Tolentino, 145 SCRA 597 [1986], where the Court added that:
In effect, the Court not only abrogated the rule on presumption of regularity of
official acts relative to admissibility of statements taken during in-custody
interrogation but likewise dispelled any doubt as to the full adoption of the
Miranda doctrine in this jurisdiction. It is now incumbent upon the prosecution to
prove during a trial that prior to questioning, the confessant was warned of his
constitutionally protected rights.
The trial judge likewise found the marijuana to weigh one kilo, more or less, and from this
finding extracted a clear intent to transport the marijuana leaves. It may be pointed out, however,
that although the information stated the weight to be approximately one kilo, the forensic
chemist who examined the marijuana leaves testified that the marijuana weighed only 600 grams
Such amount is not a considerable quantity as to conclusively confer upon the accused an intent
to transport the marijuana leaves.
Nor can it be said that the intent to transport is clearly established from the fact that the accused
was arrested at San Fernando, Pampanga, a place which is not his residence.
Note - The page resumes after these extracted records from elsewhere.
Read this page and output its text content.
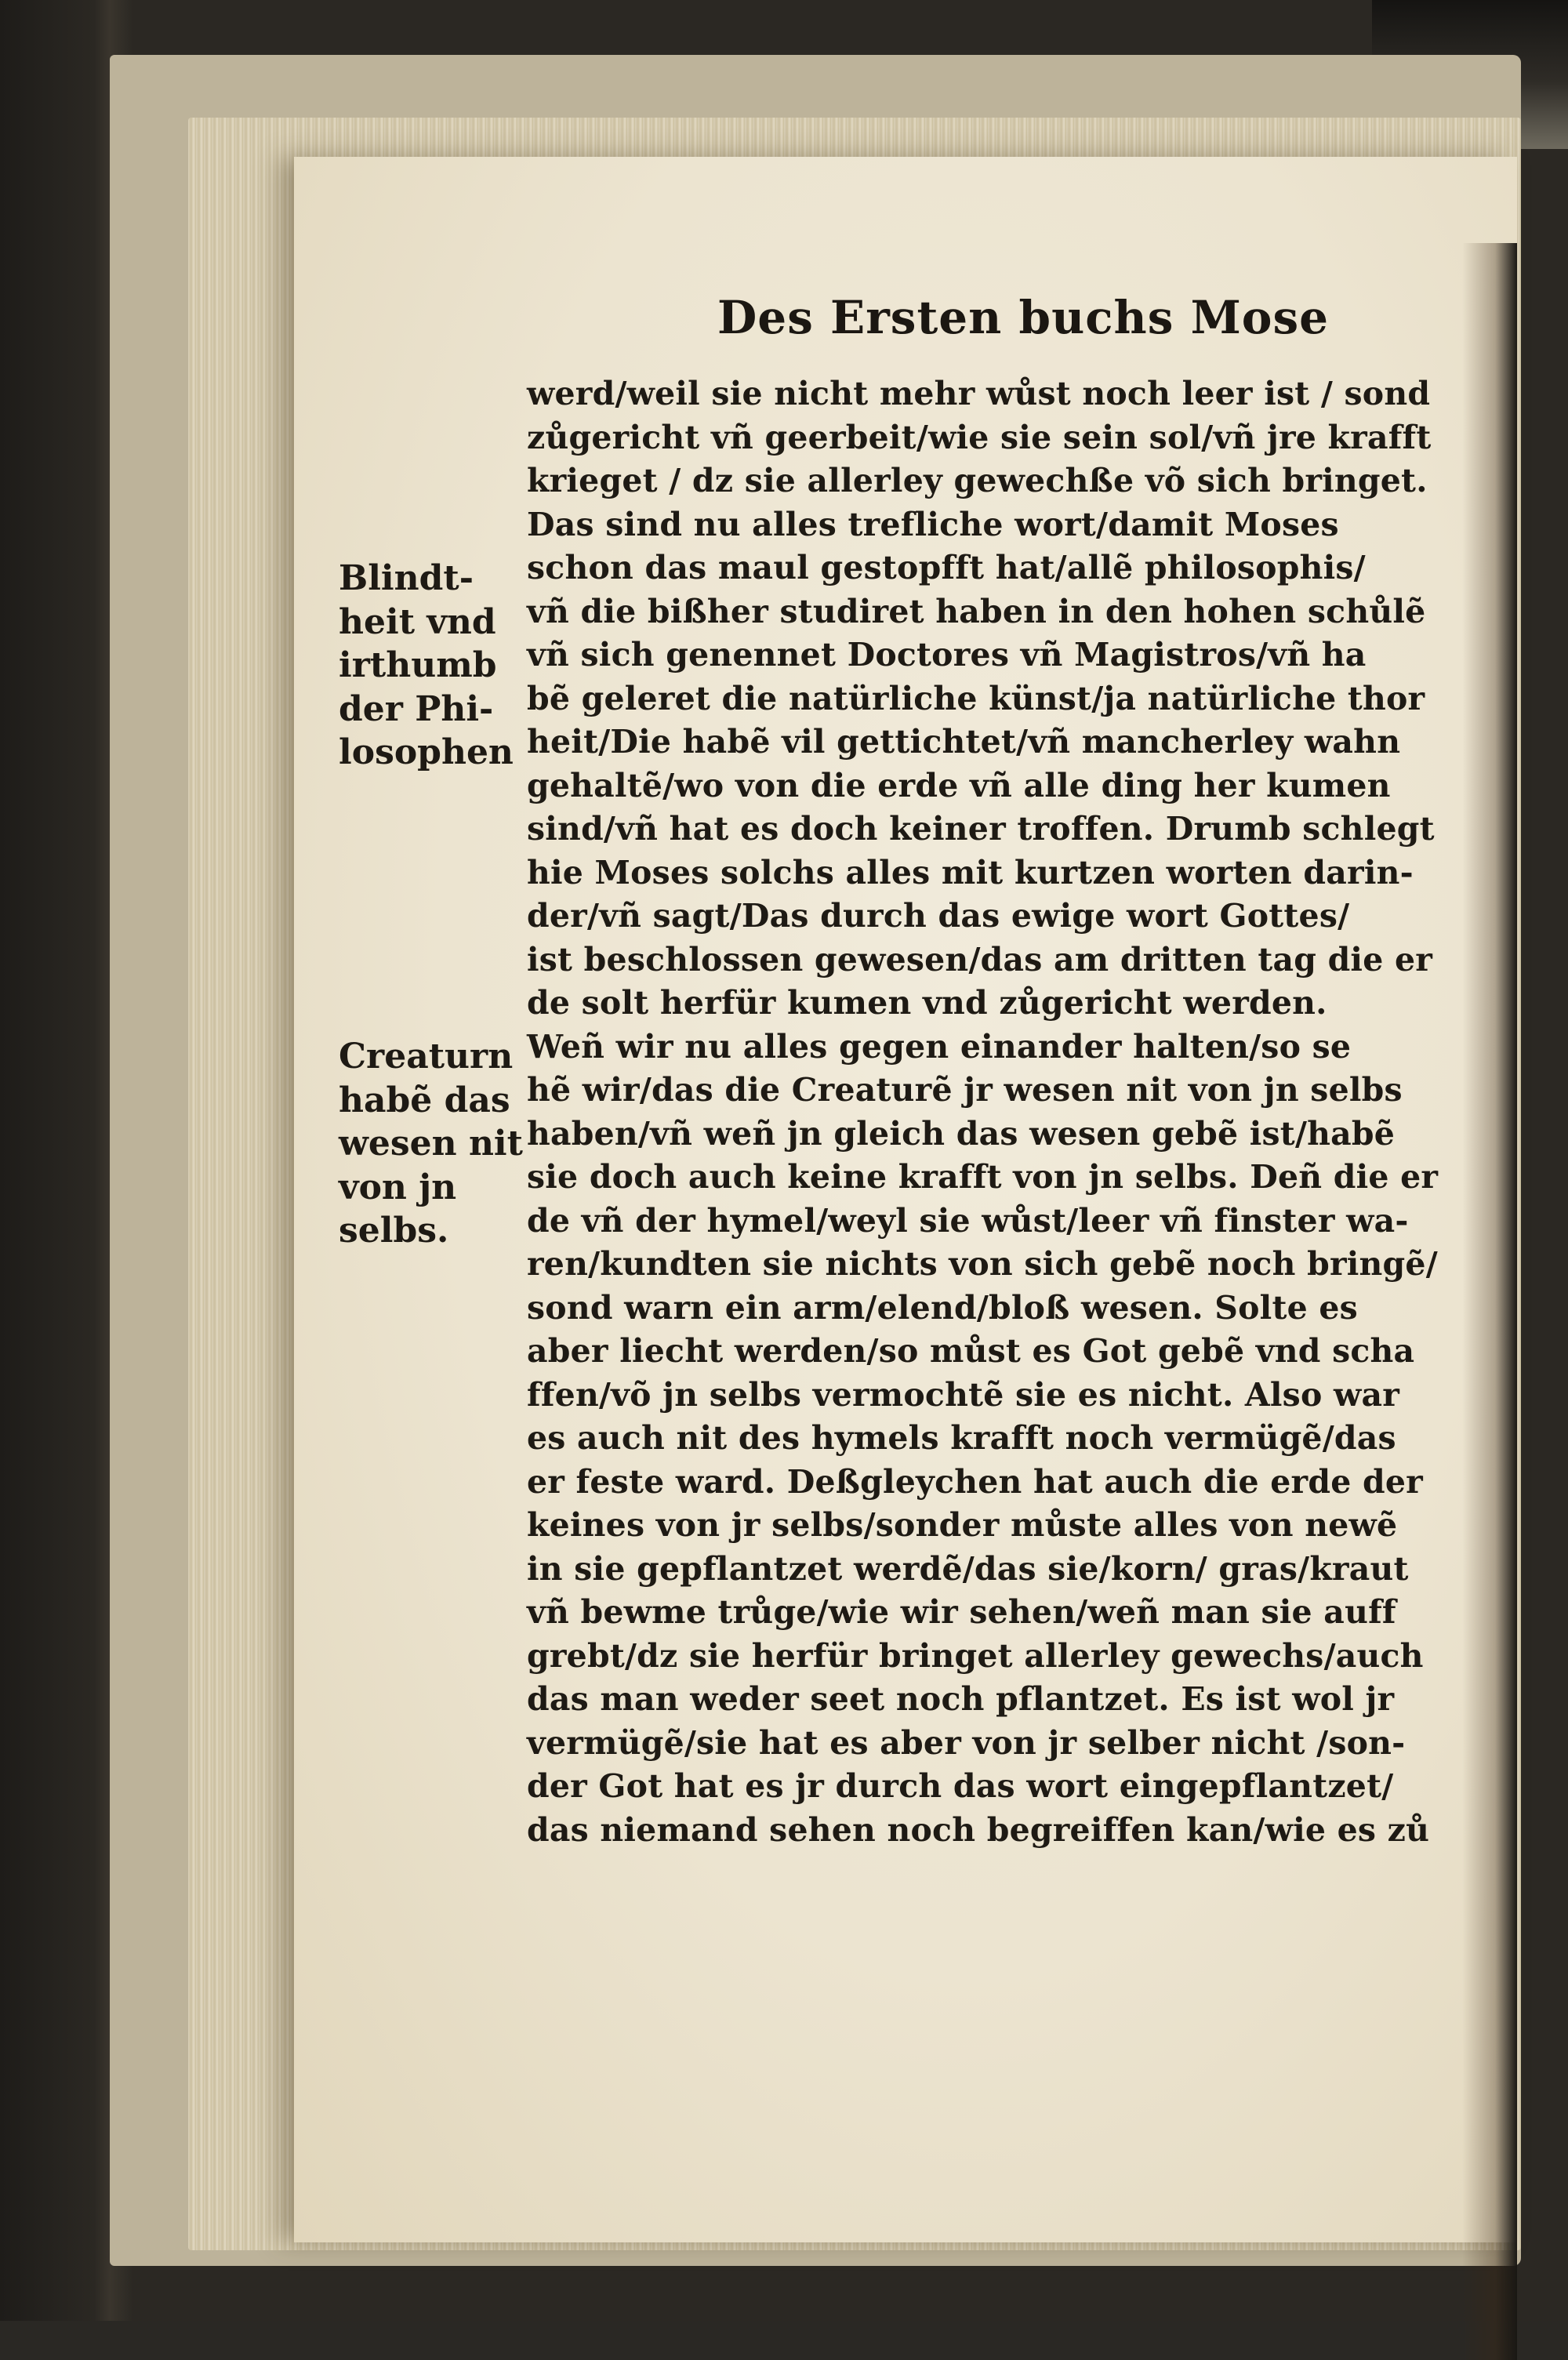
Des Ersten buchs Mose
Blindt-
heit vnd
irthumb
der Phi-
losophen
Creaturn
habẽ das
wesen nit
von jn
selbs.
werd/weil sie nicht mehr wůst noch leer ist / sond
zůgericht vñ geerbeit/wie sie sein sol/vñ jre krafft
krieget / dz sie allerley gewechße võ sich bringet.
Das sind nu alles trefliche wort/damit Moses
schon das maul gestopfft hat/allẽ philosophis/
vñ die bißher studiret haben in den hohen schůlẽ
vñ sich genennet Doctores vñ Magistros/vñ ha
bẽ geleret die natürliche künst/ja natürliche thor
heit/Die habẽ vil gettichtet/vñ mancherley wahn
gehaltẽ/wo von die erde vñ alle ding her kumen
sind/vñ hat es doch keiner troffen. Drumb schlegt
hie Moses solchs alles mit kurtzen worten darin-
der/vñ sagt/Das durch das ewige wort Gottes/
ist beschlossen gewesen/das am dritten tag die er
de solt herfür kumen vnd zůgericht werden.
Weñ wir nu alles gegen einander halten/so se
hẽ wir/das die Creaturẽ jr wesen nit von jn selbs
haben/vñ weñ jn gleich das wesen gebẽ ist/habẽ
sie doch auch keine krafft von jn selbs. Deñ die er
de vñ der hymel/weyl sie wůst/leer vñ finster wa-
ren/kundten sie nichts von sich gebẽ noch bringẽ/
sond warn ein arm/elend/bloß wesen. Solte es
aber liecht werden/so můst es Got gebẽ vnd scha
ffen/võ jn selbs vermochtẽ sie es nicht. Also war
es auch nit des hymels krafft noch vermügẽ/das
er feste ward. Deßgleychen hat auch die erde der
keines von jr selbs/sonder můste alles von newẽ
in sie gepflantzet werdẽ/das sie/korn/ gras/kraut
vñ bewme trůge/wie wir sehen/weñ man sie auff
grebt/dz sie herfür bringet allerley gewechs/auch
das man weder seet noch pflantzet. Es ist wol jr
vermügẽ/sie hat es aber von jr selber nicht /son-
der Got hat es jr durch das wort eingepflantzet/
das niemand sehen noch begreiffen kan/wie es zů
Conviction of a
crime with an extremely severe penalty must be based on evidence which is clearer and more
convincing than the inferences in this case.
What was therefore proved beyond reasonable doubt is not his intent to transport the marijuana
leaves but his actual session.
The offense committed by the appellant is possession of marijuana under Section 8 of Republic
Act No. 6425 (Dangerous Drugs Act of 1972 as amended).
WHEREFORE, the judgment of conviction by the trial court is hereby AFFIRMED but
MODIFIED. The appellant is sentenced to suffer the penalty of imprisonment ranging from six
(6) years and one (1) day to twelve (12) years and fine of Six Thousand (P6,000.00) Pesos.
SO ORDERED.
Fernan, C.J., Feliciano, Bidin and Cortes, JJ., concur.